Replacing non-ascii characters in an ascii encoded string - python

I have this code fragment (Python 2.7):
from bs4 import BeautifulSoup
content = ' foo bar';
soup = BeautifulSoup(content, 'html.parser')
w = soup.get_text()
At this point w has a byte with value 160 in it, but it's encoding is ASCII.
How do replace all of the \xa0 bytes by another character?
I've tried:
w = w.replace(chr(160), ' ')
w = w.replace('\xa0', ' ')
but I am getting the error:
UnicodeDecodeError: 'ascii' codec can't decode byte 0xa0 in position 0: ordinal not in range(128)
And why does BS return an ASCII encoded string with an invalid character in it?
Is there a way to convert w to a 'latin1` encoded string?

At this point w has a byte with value 160 in it, but it's encoding is 'ascii'.
You have an unicode string:
>>> w
u'\xa0 foo bar'
>>> type(w)
<type 'unicode'>
How do replace all of the \xa0 bytes with another character?
>>> x = w.replace(u'\xa0', ' ')
>>> x
u' foo bar'
And why does BS return an 'ascii' encoded string with an invalid character in it?
As mentioned above, it is not an ascii encoded string, but an Unicode string instance.
Is there a way to convert w to a 'latin1` encoded string?
Sure:
>>> w.encode('latin1')
'\xa0 foo bar'
(Note this last string is an encoded string, not an unicode object, and its representation is not prefixed by 'u' like the previous unicode objects).
Notes (edited):
If you are typing strings into your source files, note that encoding of source files matters.

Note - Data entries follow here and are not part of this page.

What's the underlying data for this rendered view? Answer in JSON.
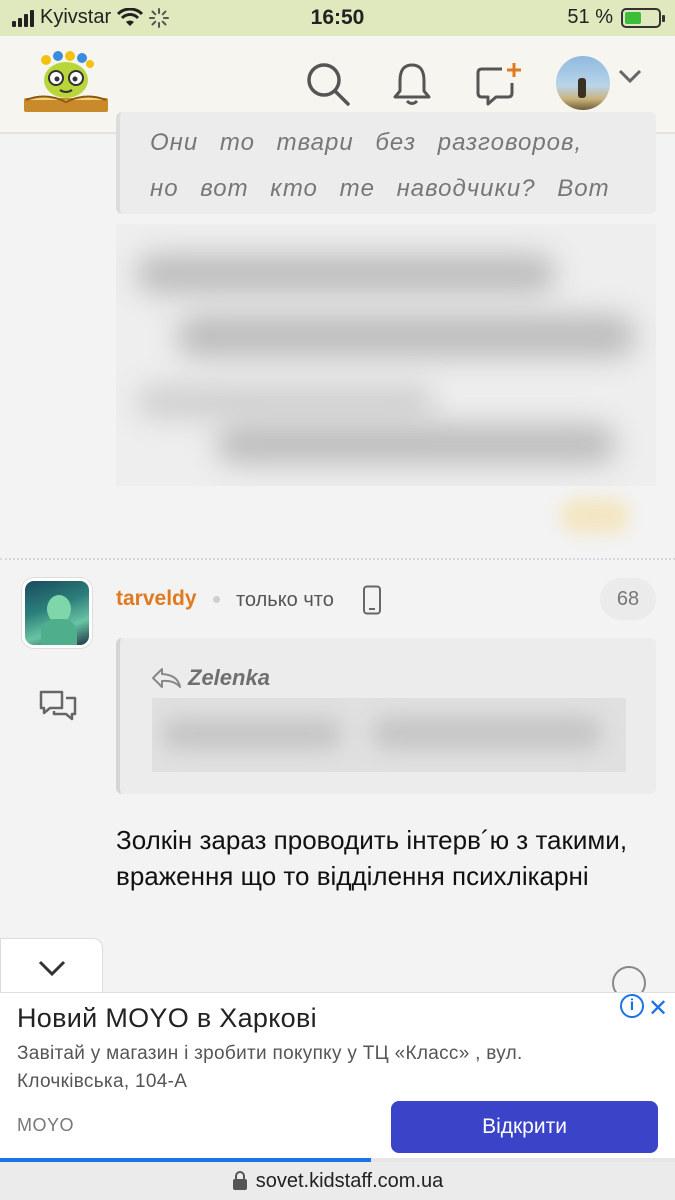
{
  "status_bar": {
    "carrier": "Kyivstar",
    "time": "16:50",
    "battery": "51 %",
    "battery_level": 0.51
  },
  "header": {
    "icons": [
      "search-icon",
      "bell-icon",
      "new-message-icon",
      "avatar",
      "chevron-down-icon"
    ],
    "colors": {
      "background": "#f6f5ef",
      "accent": "#e07a1f"
    }
  },
  "previous_post": {
    "quote_text": "Они то твари без разговоров, но вот кто те наводчики? Вот бл.и. кт"
  },
  "post": {
    "author": "tarveldy",
    "time": "только что",
    "number": "68",
    "quote_author": "Zelenka",
    "body": "Золкін зараз проводить інтерв´ю з такими, враження що то відділення психлікарні"
  },
  "ad": {
    "title": "Новий MOYO в Харкові",
    "text": "Завітай у магазин і зробити покупку у ТЦ «Класс» , вул. Клочківська, 104-А",
    "brand": "MOYO",
    "button_label": "Відкрити",
    "progress": 0.55,
    "button_color": "#3b43c9"
  },
  "url_bar": {
    "url": "sovet.kidstaff.com.ua"
  }
}
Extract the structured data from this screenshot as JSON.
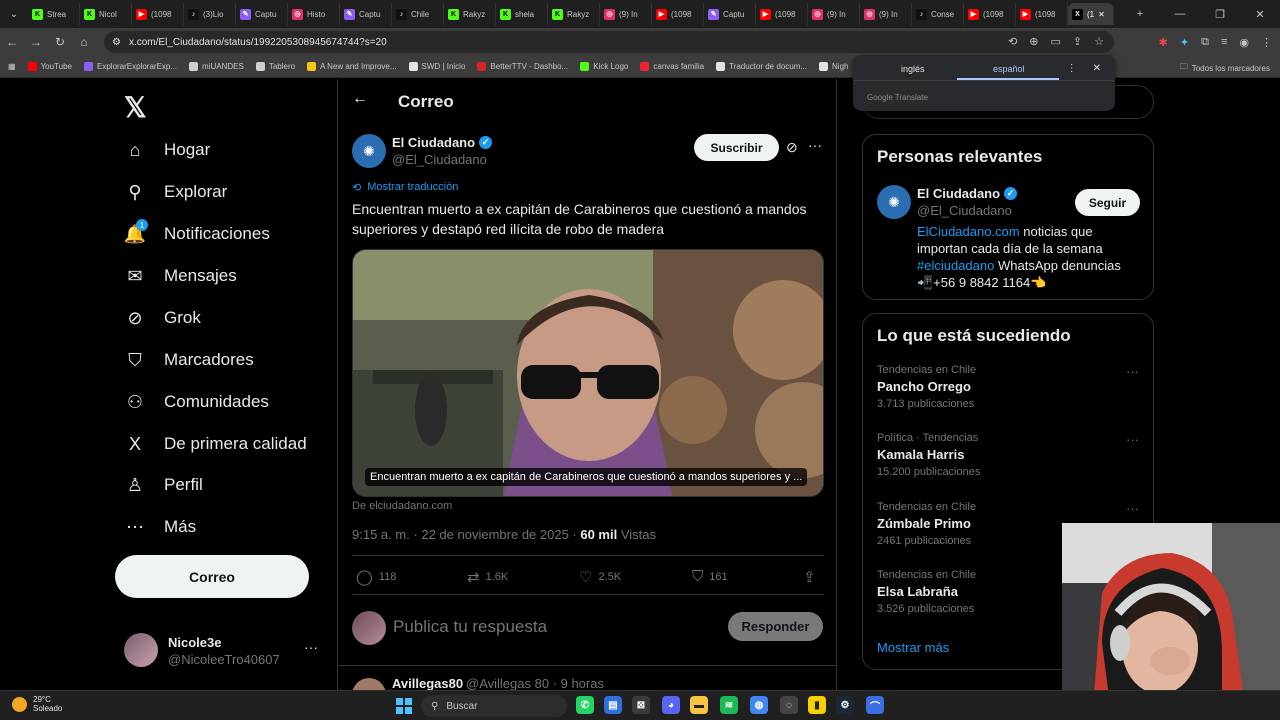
{
  "browser": {
    "tabs": [
      {
        "label": "Strea",
        "icon": "kick-icon",
        "color": "#53fc18",
        "glyph": "K"
      },
      {
        "label": "Nicol",
        "icon": "kick-icon",
        "color": "#53fc18",
        "glyph": "K"
      },
      {
        "label": "(1098",
        "icon": "youtube-icon",
        "color": "#ff0000",
        "glyph": "▶"
      },
      {
        "label": "(3)Lio",
        "icon": "tiktok-icon",
        "color": "#111111",
        "glyph": "♪"
      },
      {
        "label": "Captu",
        "icon": "editor-icon",
        "color": "#8e5cf7",
        "glyph": "✎"
      },
      {
        "label": "Histo",
        "icon": "instagram-icon",
        "color": "#e1306c",
        "glyph": "◎"
      },
      {
        "label": "Captu",
        "icon": "editor-icon",
        "color": "#8e5cf7",
        "glyph": "✎"
      },
      {
        "label": "Chile",
        "icon": "tiktok-icon",
        "color": "#111111",
        "glyph": "♪"
      },
      {
        "label": "Rakyz",
        "icon": "kick-icon",
        "color": "#53fc18",
        "glyph": "K"
      },
      {
        "label": "shela",
        "icon": "kick-icon",
        "color": "#53fc18",
        "glyph": "K"
      },
      {
        "label": "Rakyz",
        "icon": "kick-icon",
        "color": "#53fc18",
        "glyph": "K"
      },
      {
        "label": "(9) In",
        "icon": "instagram-icon",
        "color": "#e1306c",
        "glyph": "◎"
      },
      {
        "label": "(1098",
        "icon": "youtube-icon",
        "color": "#ff0000",
        "glyph": "▶"
      },
      {
        "label": "Captu",
        "icon": "editor-icon",
        "color": "#8e5cf7",
        "glyph": "✎"
      },
      {
        "label": "(1098",
        "icon": "youtube-icon",
        "color": "#ff0000",
        "glyph": "▶"
      },
      {
        "label": "(9) In",
        "icon": "instagram-icon",
        "color": "#e1306c",
        "glyph": "◎"
      },
      {
        "label": "(9) In",
        "icon": "instagram-icon",
        "color": "#e1306c",
        "glyph": "◎"
      },
      {
        "label": "Conse",
        "icon": "tiktok-icon",
        "color": "#111111",
        "glyph": "♪"
      },
      {
        "label": "(1098",
        "icon": "youtube-icon",
        "color": "#ff0000",
        "glyph": "▶"
      },
      {
        "label": "(1098",
        "icon": "youtube-icon",
        "color": "#ff0000",
        "glyph": "▶"
      },
      {
        "label": "(1",
        "icon": "x-icon",
        "color": "#000000",
        "glyph": "X",
        "active": true
      }
    ],
    "url": "x.com/El_Ciudadano/status/1992205308945674744?s=20",
    "bookmarks": [
      {
        "label": "YouTube",
        "color": "#ff0000"
      },
      {
        "label": "ExplorarExplorarExp...",
        "color": "#8e5cf7"
      },
      {
        "label": "miUANDES",
        "color": "#cfcfcf"
      },
      {
        "label": "Tablero",
        "color": "#cfcfcf"
      },
      {
        "label": "A New and Improve...",
        "color": "#f5c518"
      },
      {
        "label": "SWD | Inicio",
        "color": "#e3e3e3"
      },
      {
        "label": "BetterTTV - Dashbo...",
        "color": "#d22"
      },
      {
        "label": "Kick Logo",
        "color": "#53fc18"
      },
      {
        "label": "canvas familia",
        "color": "#e23"
      },
      {
        "label": "Traductor de docum...",
        "color": "#e3e3e3"
      },
      {
        "label": "Nigh",
        "color": "#e3e3e3"
      }
    ],
    "all_bookmarks": "Todos los marcadores"
  },
  "translate_popup": {
    "lang_source": "inglés",
    "lang_target": "español",
    "footer": "Google Translate"
  },
  "sidebar": {
    "items": [
      {
        "label": "Hogar",
        "icon": "home-icon",
        "glyph": "⌂"
      },
      {
        "label": "Explorar",
        "icon": "search-icon",
        "glyph": "⚲"
      },
      {
        "label": "Notificaciones",
        "icon": "bell-icon",
        "glyph": "🔔",
        "badge": "1"
      },
      {
        "label": "Mensajes",
        "icon": "mail-icon",
        "glyph": "✉"
      },
      {
        "label": "Grok",
        "icon": "grok-icon",
        "glyph": "⊘"
      },
      {
        "label": "Marcadores",
        "icon": "bookmark-icon",
        "glyph": "⛉"
      },
      {
        "label": "Comunidades",
        "icon": "communities-icon",
        "glyph": "⚇"
      },
      {
        "label": "De primera calidad",
        "icon": "x-premium-icon",
        "glyph": "X"
      },
      {
        "label": "Perfil",
        "icon": "profile-icon",
        "glyph": "♙"
      },
      {
        "label": "Más",
        "icon": "more-circle-icon",
        "glyph": "⋯"
      }
    ],
    "post_button": "Correo",
    "account": {
      "name": "Nicole3e",
      "handle": "@NicoleeTro40607"
    }
  },
  "main": {
    "header_title": "Correo",
    "post": {
      "author": "El Ciudadano",
      "handle": "@El_Ciudadano",
      "subscribe": "Suscribir",
      "translate": "Mostrar traducción",
      "text": "Encuentran muerto a ex capitán de Carabineros que cuestionó a mandos superiores y destapó red ilícita de robo de madera",
      "card_caption": "Encuentran muerto a ex capitán de Carabineros que cuestionó a mandos superiores y ...",
      "card_source": "De elciudadano.com",
      "time": "9:15 a. m. · 22 de noviembre de 2025 · ",
      "views_count": "60 mil",
      "views_label": " Vistas",
      "stats": {
        "replies": "118",
        "reposts": "1.6K",
        "likes": "2.5K",
        "bookmarks": "161"
      }
    },
    "reply_placeholder": "Publica tu respuesta",
    "reply_button": "Responder",
    "next_reply": {
      "name": "Avillegas80",
      "handle": "@Avillegas 80 · 9 horas"
    }
  },
  "aside": {
    "relevant_title": "Personas relevantes",
    "person": {
      "name": "El Ciudadano",
      "handle": "@El_Ciudadano",
      "follow": "Seguir",
      "bio_link": "ElCiudadano.com",
      "bio_text1": " noticias que importan cada día de la semana ",
      "bio_hashtag": "#elciudadano",
      "bio_text2": " WhatsApp denuncias 📲+56 9 8842 1164👈"
    },
    "trending_title": "Lo que está sucediendo",
    "trends": [
      {
        "category": "Tendencias en Chile",
        "name": "Pancho Orrego",
        "count": "3.713 publicaciones"
      },
      {
        "category": "Política · Tendencias",
        "name": "Kamala Harris",
        "count": "15.200 publicaciones"
      },
      {
        "category": "Tendencias en Chile",
        "name": "Zúmbale Primo",
        "count": "2461 publicaciones"
      },
      {
        "category": "Tendencias en Chile",
        "name": "Elsa Labraña",
        "count": "3.526 publicaciones"
      }
    ],
    "show_more": "Mostrar más"
  },
  "taskbar": {
    "temperature": "29°C",
    "weather": "Soleado",
    "search": "Buscar"
  }
}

Python will assume your source files are ASCII. The command line interpreter, on the other hand, will assume you are entering strings in your default system encoding. Of course you can override all this.
Avoid latin1, use UTF-8 if possible: ie. w.encode('utf8')
When encoding and decoding can tell Python to ignore errors, or replace characters that cannot be encoded with some marker character . I don't recommend to ignore encoding errors (at least without logging them), except for the hopefully rare cases when you know there are encoding errors or you need to encode text into a more reduced character set, requiring replacement of the code points that cannot be represented (ie if you need to encode 'España' into ASCII, you definitely should replace the 'ñ'). But for these cases there are imho better alternatives and you should look into the magical unicodedata module (see https://stackoverflow.com/a/1207479/401656).
There is a Python Unicode HOWTO: https://docs.python.org/2/howto/unicode.html

Related

Python: unwanted unicode type

I've got unicode strings (from an API query) that should have been encoded as regular ascii strings (as they already contain unicode representations). How can I change the encoding without actually changing the the characters being encoded?
To wit:
string = '165\xc2\xba F' # What I want
print(string)
my_string = u'165\xc2\xba F' # What I have
print(my_string)
PS I realize \xc2\xba is actually for ordinal number and not the degree sign (\xc2\xb0) but that's what I got.
What you have is not "unicode" is the byte sequence for the UTF-8 encoding of the string you want.
You can retrieve the text by using the "latin-1" codec to transparently transport your byte sequence to a byte-string (from your unicode-string) and
them, decode it normally from UTF-8:
In[]: u'165\xc2\xba F'.encode("latin1").decode("utf-8")
Out[]: u'165º F'
Why the latin-1 codec is special and works in this case is described on the second paragraph from here: https://docs.python.org/3/library/codecs.html#encodings-and-unicode
When you've got some minutes to spare it would be useful to read this nice article on Unicode to know what are codecs, and what does text in unicode mean.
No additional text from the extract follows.